Ed Fale, the longtime schools chief of Valley Stream District 24, said Monday he will not seek a contract extension after the end of the school year following “discussions with the school board about its vision for the future.”
“I have loved being your superintendent and still do,” Fale, 69, said in a statement provided to Newsday. Fale said he made the announcement at the Nov. 29 school board meeting.
“I am so proud of what we have accomplished in this district together,” said Fale, who began as superintendent in 1998.
He declined an interview request.
School board president John Maier said the district will select a firm to conduct the search for Fale’s successor.

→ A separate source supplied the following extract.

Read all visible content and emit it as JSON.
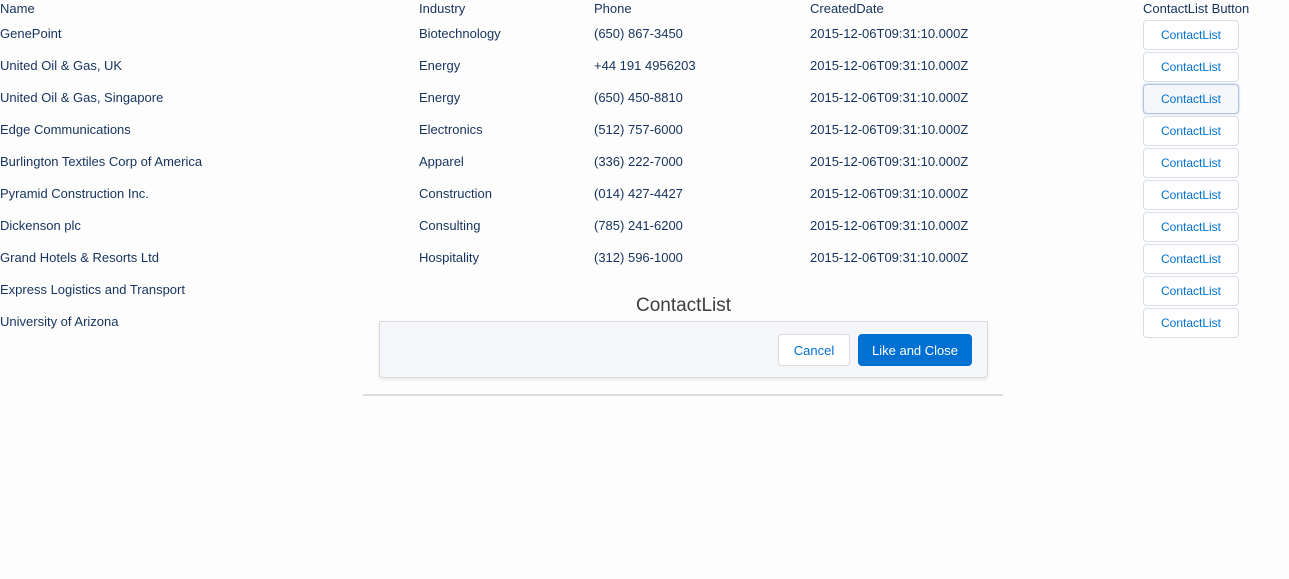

“His contract is set to expire June 30, 2018, and he never asked for an extension,” Maier said on Monday. “Usually, he would ask around September or October, and he hasn’t asked.”
Anthony Iadevaio, the vice president of District 24’s school board, said in an interview that he favored keeping Fale and called him “an effective superintendent.”

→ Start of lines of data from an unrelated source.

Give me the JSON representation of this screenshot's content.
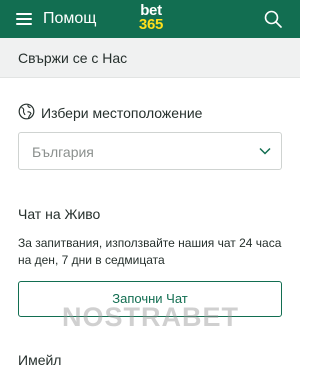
{
  "colors": {
    "brand_green": "#126e51",
    "logo_yellow": "#ffdf1b",
    "subheader_bg": "#f0f1f1",
    "text": "#26302d",
    "placeholder": "#8b908e"
  },
  "topbar": {
    "title": "Помощ",
    "logo": {
      "top": "bet",
      "bottom": "365"
    },
    "menu_icon": "hamburger-menu-icon",
    "search_icon": "search-icon"
  },
  "subheader": {
    "title": "Свържи се с Нас"
  },
  "location": {
    "icon": "globe-icon",
    "label": "Избери местоположение",
    "selected": "България"
  },
  "live_chat": {
    "title": "Чат на Живо",
    "description": "За запитвания, използвайте нашия чат 24 часа на ден, 7 дни в седмицата",
    "button_label": "Започни Чат"
  },
  "watermark": "NOSTRABET",
  "email": {
    "title": "Имейл"
  }
}
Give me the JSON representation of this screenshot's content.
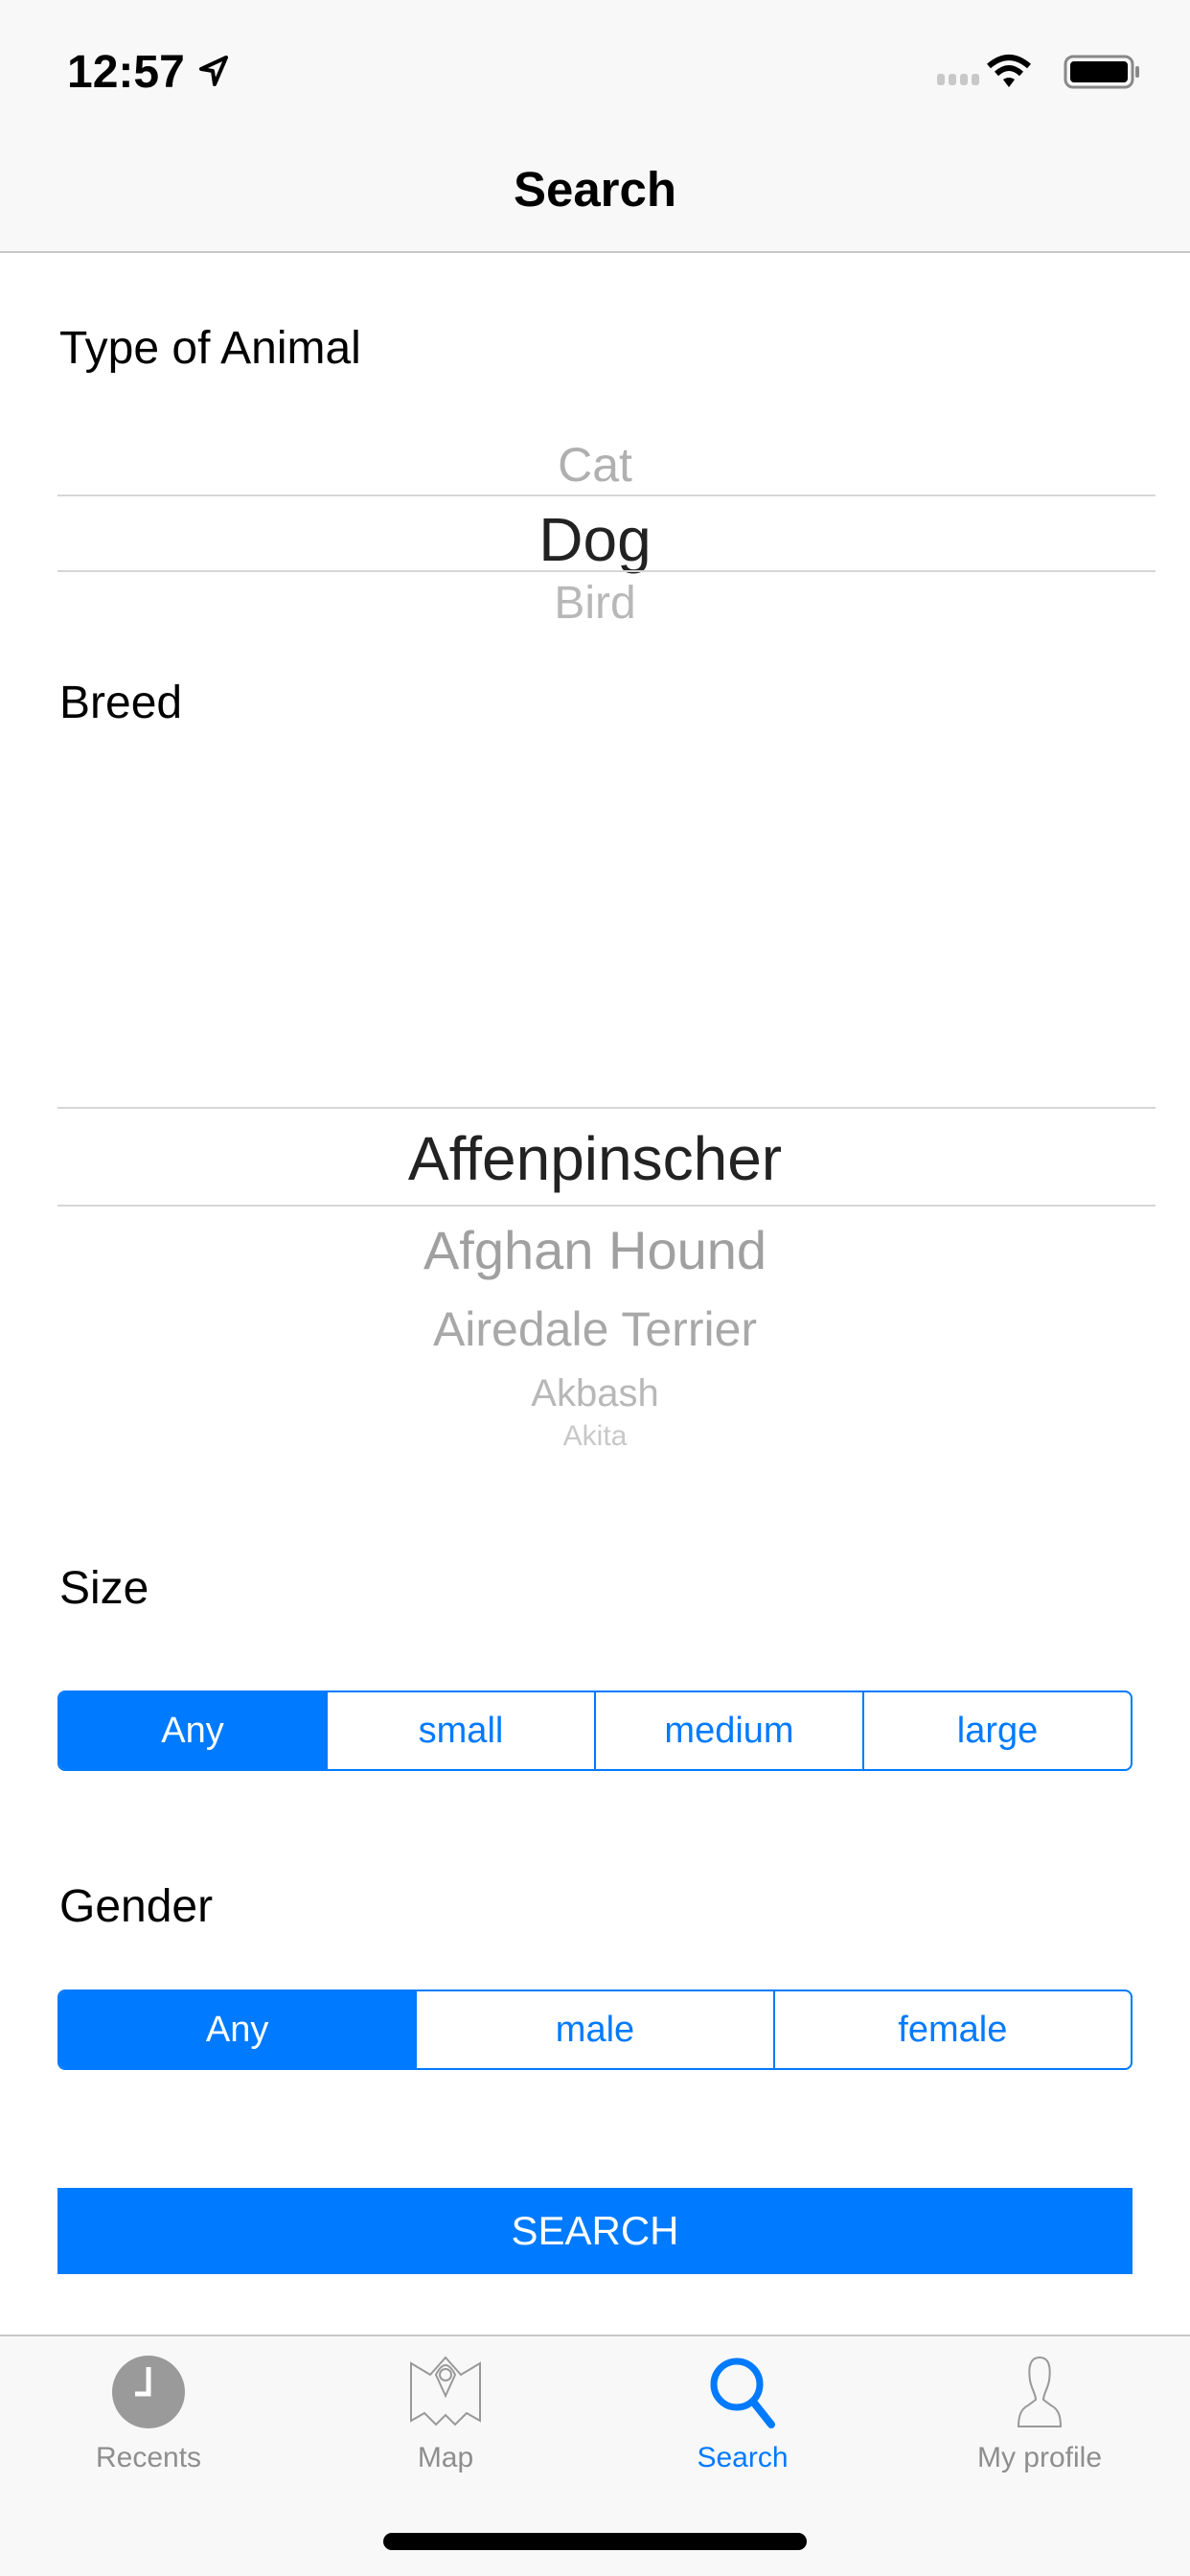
{
  "status_bar": {
    "time": "12:57"
  },
  "nav": {
    "title": "Search"
  },
  "animal": {
    "label": "Type of Animal",
    "options": [
      "Cat",
      "Dog",
      "Bird"
    ],
    "selected": "Dog"
  },
  "breed": {
    "label": "Breed",
    "options": [
      "Affenpinscher",
      "Afghan Hound",
      "Airedale Terrier",
      "Akbash",
      "Akita"
    ],
    "selected": "Affenpinscher"
  },
  "size": {
    "label": "Size",
    "options": [
      "Any",
      "small",
      "medium",
      "large"
    ],
    "selected": "Any"
  },
  "gender": {
    "label": "Gender",
    "options": [
      "Any",
      "male",
      "female"
    ],
    "selected": "Any"
  },
  "search_button": "SEARCH",
  "tabs": [
    {
      "label": "Recents",
      "icon": "clock-icon"
    },
    {
      "label": "Map",
      "icon": "map-icon"
    },
    {
      "label": "Search",
      "icon": "search-icon"
    },
    {
      "label": "My profile",
      "icon": "profile-icon"
    }
  ],
  "colors": {
    "accent": "#007aff"
  }
}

Iadevaio said his colleagues on the board “felt they wanted to look in another direction.”
Fale’s salary is $135,000 for the 2017-18 school year, plus $8,500 in benefits, according to the State Education Department.

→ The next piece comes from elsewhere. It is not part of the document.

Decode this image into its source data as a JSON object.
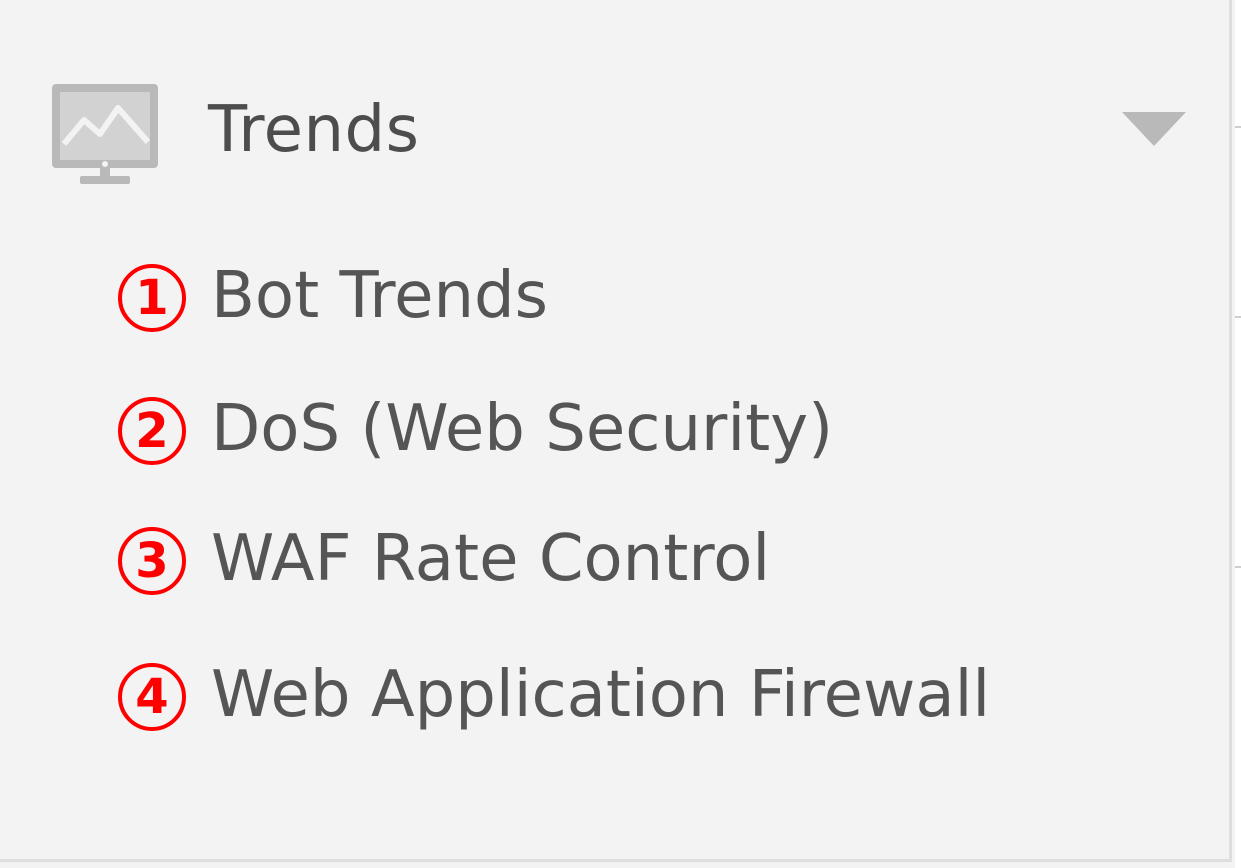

In the past year, Fale was among community activists and politicians who called on the Hempstead Town Industrial Development Agency to overturn tax breaks granted in 2014 and 2015 for renovation of the Green Acres Mall and construction of an adjacent shopping center, the Green Acres Commons, both in Valley Stream.
Fale and the activists believed the tax breaks led to increased taxes for homeowners. The IDA, while maintaining the hikes were due to budgeting errors by Valley Stream School District 30, voted to revoke the tax breaks because the properties’ owner, California-based Macerich, allegedly “grossly misstated” employment figures for the completed projects. The IDA and Macerich are currently involved in a lawsuit over the revocation.
The Valley Stream Central High School District in June sued Fale’s district, which is one of three elementary school districts that feed into the high school system, seeking more than $2 million in taxes that the District 24 withheld over concerns about how tax breaks are factored into the schools’ budgeting practices. In November, Nassau Supreme Court Justice Jack Libert ordered District 24 to pay the high school district $2 million plus interest.
Maier said there was “no division over that,” referring to the advocacy and lawsuit with the high school district and noting that Fale “did an excellent job with the Green Acres pilot program.”